When I was little, I could fly

June 8, 1997 6:15PM, Sunday

We were watching the tube, Mom and I. A girl with blond hair and blue eyes was flapping her wings. She’s lovely, said I. And Mom had a teeny-weeny tear sliding down her cheek. The right one. Give me a hug, baby. And a kiss, darling. I have a millstone around my neck. You were once like her. An angel. Unmitigated perfection. With the blond hair, the blue eyes, and the white, white wings. Only more beautiful, long, real live wings. The real McCoy. I could fly. I flew from blossom to blossom, from bosom to bosom when I was little, she said. I could actually fly when I was little! Now I know, after sixteen years lived in blessed benightedness. But we had you turned into a human being. Not an angel anymore. Not anymore. That explains the orifices on my back. Look, you would have been ostracized, considered a freak. I, an angel and a freak. No Saturday nights. No Prince Charming for you, Cinderella. No friends to go carousing with. Too numinous to be in a social class. Too high a price to pay for a supernumerary benediction. Better to be just one of the nincompoops.
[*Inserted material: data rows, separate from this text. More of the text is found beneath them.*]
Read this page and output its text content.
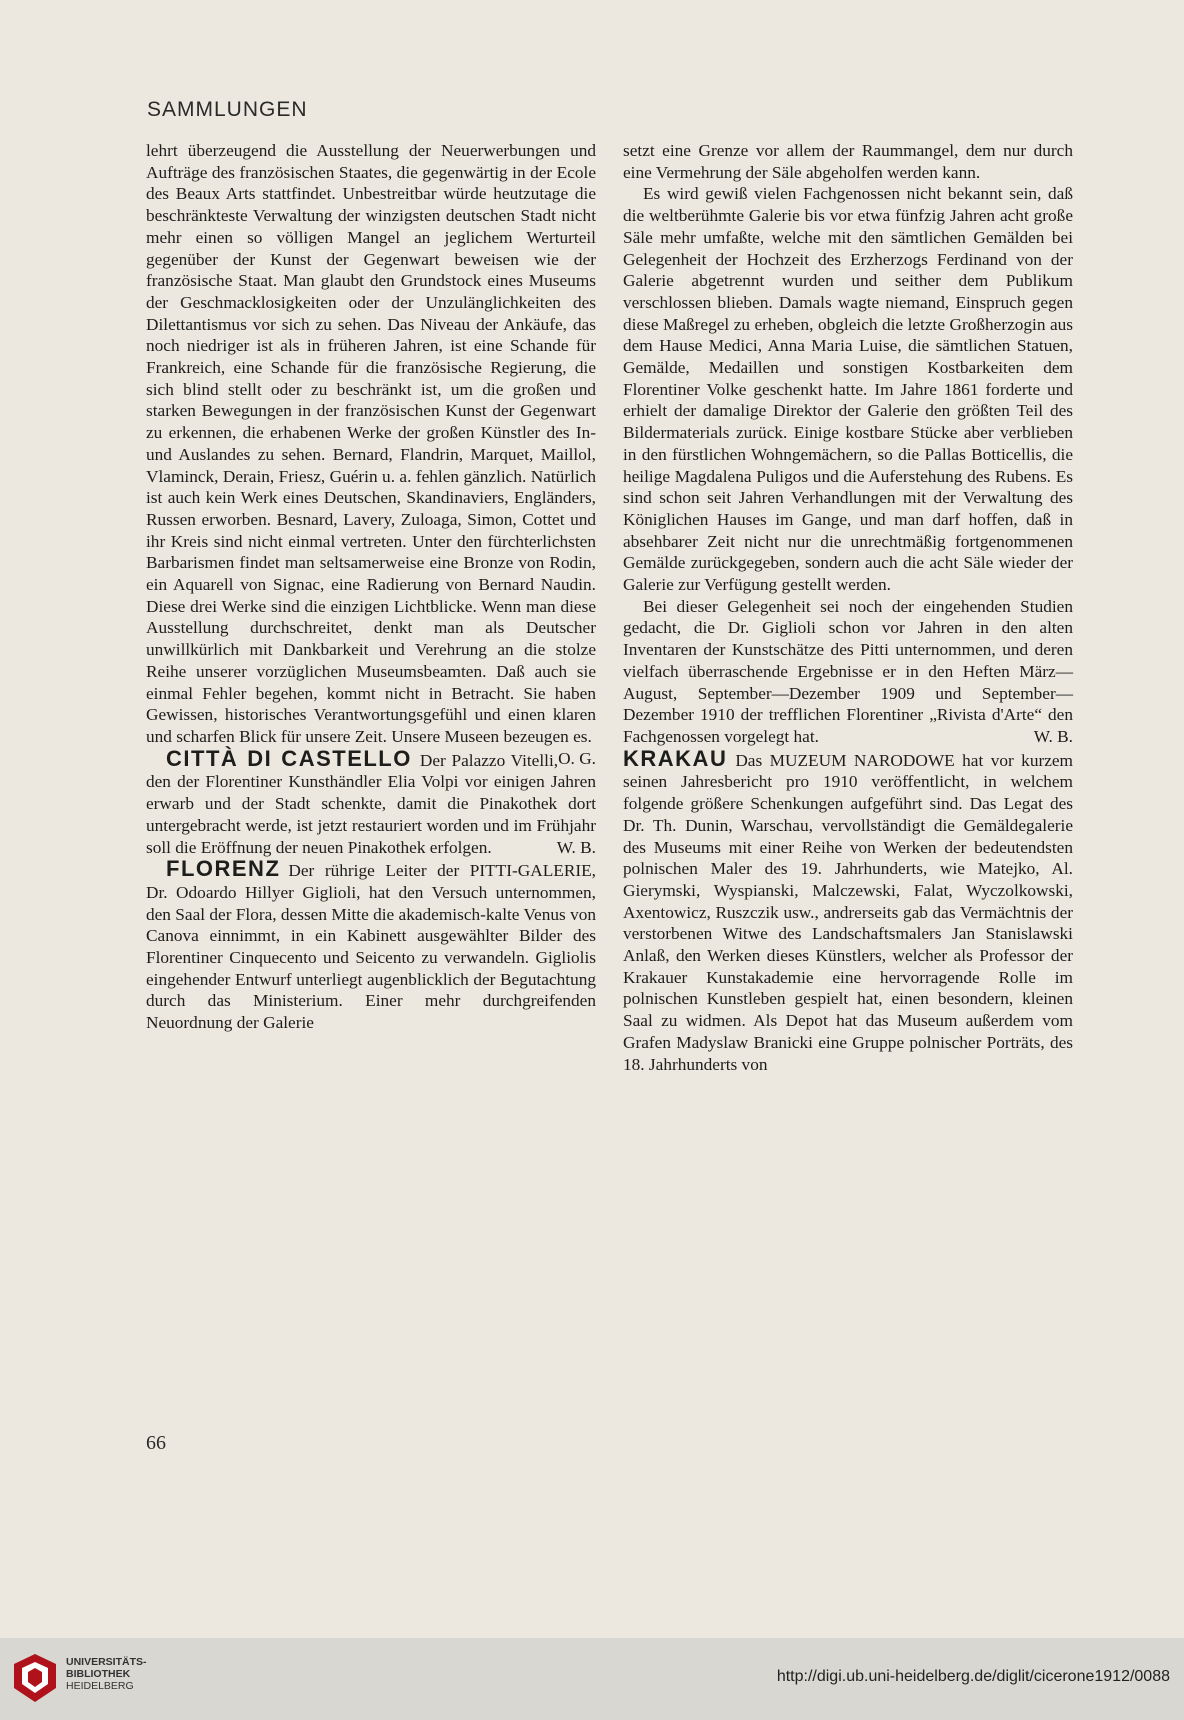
SAMMLUNGEN

lehrt überzeugend die Ausstellung der Neuerwerbungen und Aufträge des französischen Staates, die gegenwärtig in der Ecole des Beaux Arts stattfindet. Unbestreitbar würde heutzutage die beschränkteste Verwaltung der winzigsten deutschen Stadt nicht mehr einen so völligen Mangel an jeglichem Werturteil gegenüber der Kunst der Gegenwart beweisen wie der französische Staat. Man glaubt den Grundstock eines Museums der Geschmacklosigkeiten oder der Unzulänglichkeiten des Dilettantismus vor sich zu sehen. Das Niveau der Ankäufe, das noch niedriger ist als in früheren Jahren, ist eine Schande für Frankreich, eine Schande für die französische Regierung, die sich blind stellt oder zu beschränkt ist, um die großen und starken Bewegungen in der französischen Kunst der Gegenwart zu erkennen, die erhabenen Werke der großen Künstler des In- und Auslandes zu sehen. Bernard, Flandrin, Marquet, Maillol, Vlaminck, Derain, Friesz, Guérin u. a. fehlen gänzlich. Natürlich ist auch kein Werk eines Deutschen, Skandinaviers, Engländers, Russen erworben. Besnard, Lavery, Zuloaga, Simon, Cottet und ihr Kreis sind nicht einmal vertreten. Unter den fürchterlichsten Barbarismen findet man seltsamerweise eine Bronze von Rodin, ein Aquarell von Signac, eine Radierung von Bernard Naudin. Diese drei Werke sind die einzigen Lichtblicke. Wenn man diese Ausstellung durchschreitet, denkt man als Deutscher unwillkürlich mit Dankbarkeit und Verehrung an die stolze Reihe unserer vorzüglichen Museumsbeamten. Daß auch sie einmal Fehler begehen, kommt nicht in Betracht. Sie haben Gewissen, historisches Verantwortungsgefühl und einen klaren und scharfen Blick für unsere Zeit. Unsere Museen bezeugen es.
O. G.

CITTÀ DI CASTELLO Der Palazzo Vitelli, den der Florentiner Kunsthändler Elia Volpi vor einigen Jahren erwarb und der Stadt schenkte, damit die Pinakothek dort untergebracht werde, ist jetzt restauriert worden und im Frühjahr soll die Eröffnung der neuen Pinakothek erfolgen.	W. B.

FLORENZ Der rührige Leiter der PITTI-GALERIE, Dr. Odoardo Hillyer Giglioli, hat den Versuch unternommen, den Saal der Flora, dessen Mitte die akademisch-kalte Venus von Canova einnimmt, in ein Kabinett ausgewählter Bilder des Florentiner Cinquecento und Seicento zu verwandeln. Gigliolis eingehender Entwurf unterliegt augenblicklich der Begutachtung durch das Ministerium. Einer mehr durchgreifenden Neuordnung der Galerie

setzt eine Grenze vor allem der Raummangel, dem nur durch eine Vermehrung der Säle abgeholfen werden kann.

Es wird gewiß vielen Fachgenossen nicht bekannt sein, daß die weltberühmte Galerie bis vor etwa fünfzig Jahren acht große Säle mehr umfaßte, welche mit den sämtlichen Gemälden bei Gelegenheit der Hochzeit des Erzherzogs Ferdinand von der Galerie abgetrennt wurden und seither dem Publikum verschlossen blieben. Damals wagte niemand, Einspruch gegen diese Maßregel zu erheben, obgleich die letzte Großherzogin aus dem Hause Medici, Anna Maria Luise, die sämtlichen Statuen, Gemälde, Medaillen und sonstigen Kostbarkeiten dem Florentiner Volke geschenkt hatte. Im Jahre 1861 forderte und erhielt der damalige Direktor der Galerie den größten Teil des Bildermaterials zurück. Einige kostbare Stücke aber verblieben in den fürstlichen Wohngemächern, so die Pallas Botticellis, die heilige Magdalena Puligos und die Auferstehung des Rubens. Es sind schon seit Jahren Verhandlungen mit der Verwaltung des Königlichen Hauses im Gange, und man darf hoffen, daß in absehbarer Zeit nicht nur die unrechtmäßig fortgenommenen Gemälde zurückgegeben, sondern auch die acht Säle wieder der Galerie zur Verfügung gestellt werden.

Bei dieser Gelegenheit sei noch der eingehenden Studien gedacht, die Dr. Giglioli schon vor Jahren in den alten Inventaren der Kunstschätze des Pitti unternommen, und deren vielfach überraschende Ergebnisse er in den Heften März—August, September—Dezember 1909 und September—Dezember 1910 der trefflichen Florentiner „Rivista d'Arte“ den Fachgenossen vorgelegt hat.	W. B.

KRAKAU Das MUZEUM NARODOWE hat vor kurzem seinen Jahresbericht pro 1910 veröffentlicht, in welchem folgende größere Schenkungen aufgeführt sind. Das Legat des Dr. Th. Dunin, Warschau, vervollständigt die Gemäldegalerie des Museums mit einer Reihe von Werken der bedeutendsten polnischen Maler des 19. Jahrhunderts, wie Matejko, Al. Gierymski, Wyspianski, Malczewski, Falat, Wyczolkowski, Axentowicz, Ruszczik usw., andrerseits gab das Vermächtnis der verstorbenen Witwe des Landschaftsmalers Jan Stanislawski Anlaß, den Werken dieses Künstlers, welcher als Professor der Krakauer Kunstakademie eine hervorragende Rolle im polnischen Kunstleben gespielt hat, einen besondern, kleinen Saal zu widmen. Als Depot hat das Museum außerdem vom Grafen Madyslaw Branicki eine Gruppe polnischer Porträts, des 18. Jahrhunderts von

66
UNIVERSITÄTS-
BIBLIOTHEK
HEIDELBERG
http://digi.ub.uni-heidelberg.de/diglit/cicerone1912/0088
Besides, you would have spent your damned existence in a laboratory. Better a nincompoop than a mere specimen under a microscope. At least, in slumber, I still have my wings. There, I join the other cherubim. What a divine name. Cherubim. I really would have wanted to soar, to have done some hovering in space. Gained some mastery up there. Would have wanted to display a flair for transcending mediocrity. Sorry, Mom, but no kisses for you right now. Good night.